Los trabajadores portuarios manifiestan su “más enérgico repudio ante el proceder arbitrario y autoritario de las autoridades nacionales entrantes de la Agencia Nacional de Puertos y Navegación (ANPYN) tras la intervención dispuesta en nuestra terminal portuaria”.
“Denunciamos públicamente un accionar que, lejos de buscar la transparencia institucional, incurre en las mismas prácticas viciadas que dice combatir, basándose en tres ejes fundamentales: A) Despliegue represivo e intimidatorio: Repudiamos el uso de fuerzas armadas y de seguridad en el ámbito portuario. Consideramos que el despliegue de efectivos es totalmente innecesario y tiene como único fin amedrentar, reprimir o intimidar a los trabajadores que día a día garantizamos la operatividad del puerto. La seguridad portuaria no debe confundirse con la militarización de los espacios de trabajo. B) Proceder en horarios de trasnoche: Denunciamos la falta de ética de las autoridades al elegir horarios nocturnos para ejecutar las medidas de intervención”, dice el comunicado.

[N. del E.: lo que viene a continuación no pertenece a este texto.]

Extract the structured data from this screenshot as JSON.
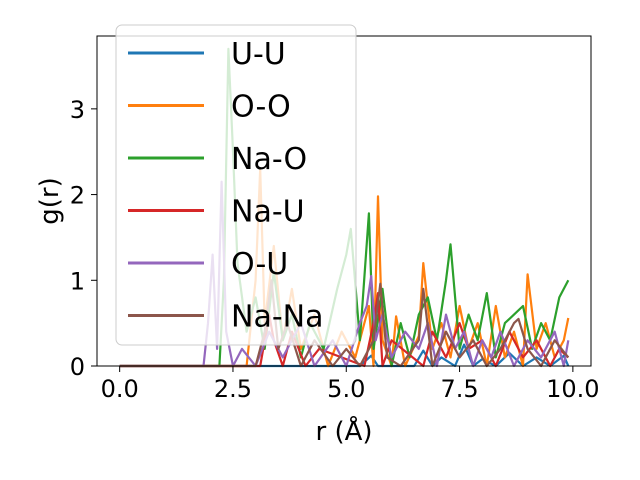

Y continúa: “Este accionar «entre gallos y medianoche» busca evitar el escrutinio público y la legítima defensa de los derechos de los trabajadores, actuando con una opacidad impropia de un Estado de derecho. C) Arbitrariedad y favoritismo en el Anexo II: Exigimos explicaciones urgentes sobre la confección de la nómina de personal detallada en el Anexo II (IF-2026-07225453-APN-GCT#ANPYN)”.

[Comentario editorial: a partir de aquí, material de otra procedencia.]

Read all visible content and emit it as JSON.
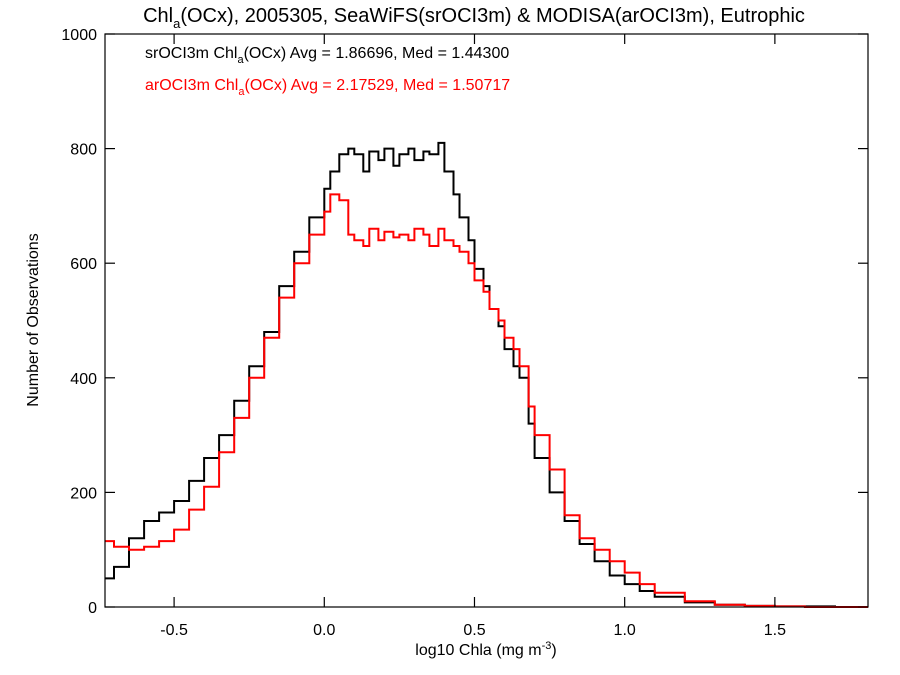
{
  "chart_data": {
    "type": "line",
    "title_parts": {
      "pre": "Chl",
      "sub": "a",
      "post": "(OCx), 2005305, SeaWiFS(srOCI3m) & MODISA(arOCI3m), Eutrophic"
    },
    "xlabel": "log10 Chla (mg m",
    "xlabel_sup": "-3",
    "xlabel_close": ")",
    "ylabel": "Number of Observations",
    "xlim": [
      -0.73,
      1.81
    ],
    "ylim": [
      0,
      1000
    ],
    "x_ticks": [
      -0.5,
      0.0,
      0.5,
      1.0,
      1.5
    ],
    "x_tick_labels": [
      "-0.5",
      "0.0",
      "0.5",
      "1.0",
      "1.5"
    ],
    "y_ticks": [
      0,
      200,
      400,
      600,
      800,
      1000
    ],
    "y_tick_labels": [
      "0",
      "200",
      "400",
      "600",
      "800",
      "1000"
    ],
    "grid": false,
    "legend_position": "top-left",
    "series": [
      {
        "label_pre": "srOCI3m Chl",
        "label_sub": "a",
        "label_post": "(OCx) Avg = 1.86696, Med = 1.44300",
        "color": "#000000",
        "x": [
          -0.73,
          -0.7,
          -0.65,
          -0.6,
          -0.55,
          -0.5,
          -0.45,
          -0.4,
          -0.35,
          -0.3,
          -0.25,
          -0.2,
          -0.15,
          -0.1,
          -0.05,
          0.0,
          0.02,
          0.05,
          0.08,
          0.1,
          0.13,
          0.15,
          0.18,
          0.2,
          0.23,
          0.25,
          0.28,
          0.3,
          0.33,
          0.35,
          0.38,
          0.4,
          0.43,
          0.45,
          0.48,
          0.5,
          0.53,
          0.55,
          0.58,
          0.6,
          0.63,
          0.65,
          0.68,
          0.7,
          0.75,
          0.8,
          0.85,
          0.9,
          0.95,
          1.0,
          1.05,
          1.1,
          1.2,
          1.3,
          1.4,
          1.5,
          1.6,
          1.7,
          1.81
        ],
        "y": [
          50,
          70,
          120,
          150,
          165,
          185,
          220,
          260,
          300,
          360,
          420,
          480,
          560,
          620,
          680,
          730,
          760,
          790,
          800,
          790,
          760,
          795,
          780,
          800,
          770,
          790,
          800,
          780,
          795,
          790,
          810,
          760,
          720,
          680,
          640,
          590,
          560,
          520,
          490,
          450,
          420,
          400,
          320,
          260,
          200,
          150,
          110,
          80,
          55,
          40,
          28,
          18,
          8,
          4,
          2,
          1,
          1,
          0,
          0
        ]
      },
      {
        "label_pre": "arOCI3m Chl",
        "label_sub": "a",
        "label_post": "(OCx) Avg = 2.17529, Med = 1.50717",
        "color": "#ff0000",
        "x": [
          -0.73,
          -0.7,
          -0.65,
          -0.6,
          -0.55,
          -0.5,
          -0.45,
          -0.4,
          -0.35,
          -0.3,
          -0.25,
          -0.2,
          -0.15,
          -0.1,
          -0.05,
          0.0,
          0.02,
          0.05,
          0.08,
          0.1,
          0.13,
          0.15,
          0.18,
          0.2,
          0.23,
          0.25,
          0.28,
          0.3,
          0.33,
          0.35,
          0.38,
          0.4,
          0.43,
          0.45,
          0.48,
          0.5,
          0.53,
          0.55,
          0.58,
          0.6,
          0.63,
          0.65,
          0.68,
          0.7,
          0.75,
          0.8,
          0.85,
          0.9,
          0.95,
          1.0,
          1.05,
          1.1,
          1.2,
          1.3,
          1.4,
          1.5,
          1.6,
          1.7,
          1.81
        ],
        "y": [
          115,
          105,
          100,
          105,
          115,
          135,
          170,
          210,
          270,
          330,
          400,
          470,
          540,
          600,
          650,
          690,
          720,
          710,
          650,
          640,
          630,
          660,
          640,
          655,
          645,
          650,
          640,
          660,
          650,
          630,
          660,
          640,
          630,
          620,
          600,
          570,
          550,
          520,
          500,
          470,
          450,
          420,
          350,
          300,
          240,
          160,
          120,
          100,
          80,
          60,
          40,
          25,
          10,
          4,
          2,
          1,
          0,
          0,
          0
        ]
      }
    ]
  }
}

Los trabajadores denuncian también: “La existencia de esta «lista misteriosa» de seleccionados, sin fundamentos técnicos ni criterios de idoneidad explicitados, desnuda una política de: Amiguismos y acomodos: Se premia la cercanía política por sobre la carrera administrativa. Falta de transparencia: La valoración de comentarios y favoritismos expone la continuidad de los vicios que supuestamente venían a corregir. Injusticia laboral: Mientras el Artículo 6° de la resolución afirma que no hay cambios en la relación de empleo, la designación discrecional de cargos de mayor jerarquía para unos pocos seleccionados constituye un atropello a la igualdad de oportunidades”.

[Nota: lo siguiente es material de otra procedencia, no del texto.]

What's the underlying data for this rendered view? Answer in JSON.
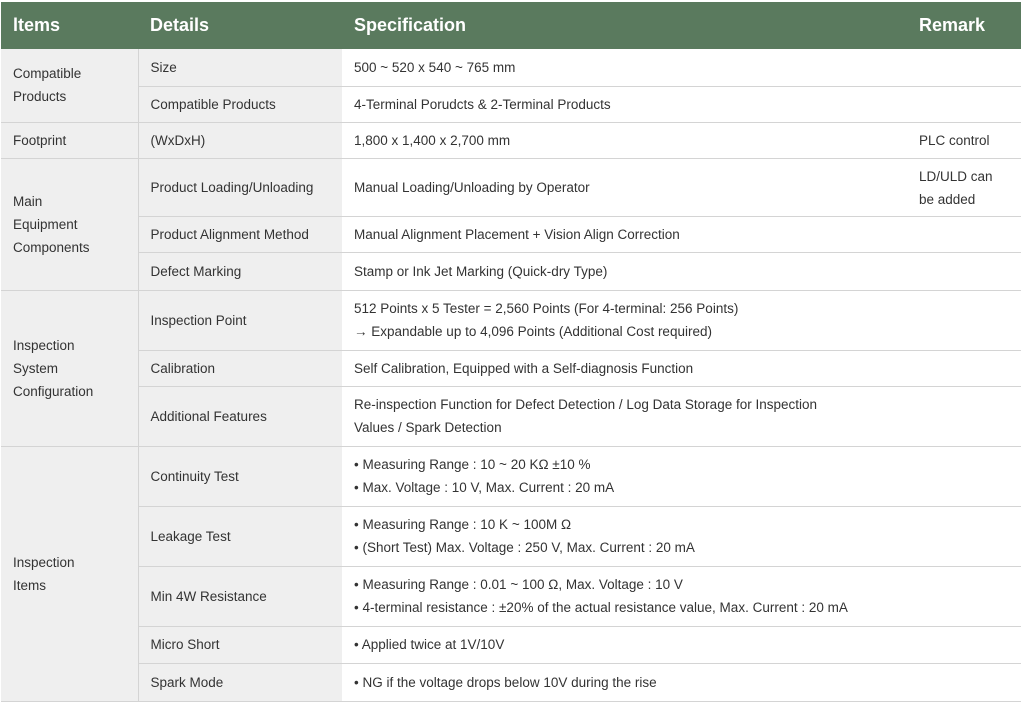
{
  "header": {
    "items": "ltems",
    "details": "Details",
    "specification": "Specification",
    "remark": "Remark"
  },
  "colors": {
    "header_bg": "#5a7a5e",
    "label_bg": "#efefef"
  },
  "groups": [
    {
      "label": "Compatible Products",
      "rows": [
        {
          "detail": "Size",
          "spec": [
            "500 ~ 520 x 540 ~ 765 mm"
          ],
          "remark": "",
          "h": 37
        },
        {
          "detail": "Compatible Products",
          "spec": [
            "4-Terminal Porudcts & 2-Terminal Products"
          ],
          "remark": "",
          "h": 36
        }
      ]
    },
    {
      "label": "Footprint",
      "rows": [
        {
          "detail": "(WxDxH)",
          "spec": [
            "1,800 x 1,400 x 2,700 mm"
          ],
          "remark": "PLC control",
          "h": 36
        }
      ]
    },
    {
      "label": "Main Equipment Components",
      "rows": [
        {
          "detail": "Product Loading/Unloading",
          "spec": [
            "Manual Loading/Unloading by Operator"
          ],
          "remark": "LD/ULD can be added",
          "h": 58
        },
        {
          "detail": "Product Alignment Method",
          "spec": [
            "Manual Alignment Placement + Vision Align Correction"
          ],
          "remark": "",
          "h": 36
        },
        {
          "detail": "Defect Marking",
          "spec": [
            "Stamp or Ink Jet Marking (Quick-dry Type)"
          ],
          "remark": "",
          "h": 38
        }
      ]
    },
    {
      "label": "Inspection System Configuration",
      "rows": [
        {
          "detail": "Inspection Point",
          "spec": [
            "512 Points x 5 Tester = 2,560 Points (For 4-terminal: 256 Points)",
            "→ Expandable up to 4,096 Points (Additional Cost required)"
          ],
          "remark": "",
          "h": 60
        },
        {
          "detail": "Calibration",
          "spec": [
            "Self Calibration, Equipped with a Self-diagnosis Function"
          ],
          "remark": "",
          "h": 36
        },
        {
          "detail": "Additional Features",
          "spec": [
            "Re-inspection Function for Defect Detection / Log Data Storage for Inspection",
            "Values / Spark Detection"
          ],
          "remark": "",
          "h": 60
        }
      ]
    },
    {
      "label": "Inspection Items",
      "rows": [
        {
          "detail": "Continuity Test",
          "spec": [
            "• Measuring Range : 10 ~ 20 KΩ ±10 %",
            "• Max. Voltage : 10 V, Max. Current : 20 mA"
          ],
          "remark": "",
          "h": 60
        },
        {
          "detail": "Leakage Test",
          "spec": [
            "• Measuring Range : 10 K ~ 100M Ω",
            "• (Short Test) Max. Voltage : 250 V, Max. Current : 20 mA"
          ],
          "remark": "",
          "h": 60
        },
        {
          "detail": "Min 4W Resistance",
          "spec": [
            "• Measuring Range : 0.01 ~ 100 Ω, Max. Voltage : 10 V",
            "• 4-terminal resistance : ±20% of the actual resistance value, Max. Current : 20 mA"
          ],
          "remark": "",
          "h": 60
        },
        {
          "detail": "Micro Short",
          "spec": [
            "• Applied twice at 1V/10V"
          ],
          "remark": "",
          "h": 37
        },
        {
          "detail": "Spark Mode",
          "spec": [
            "• NG if the voltage drops below 10V during the rise"
          ],
          "remark": "",
          "h": 38
        }
      ]
    }
  ]
}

Y concluyen: “La intervención que dice proteger el «interés público» y la «infraestructura» ha comenzado desprotegiendo lo más valioso: su capital humano. Los trabajadores del SUTAP no permitiremos que el Puerto de Ushuaia se convierta en un botín político bajo el disfraz de una normalización administrativa. ¡Basta de intimidación y acomodos! ¡Transparencia real para los trabajadores portuarios!”.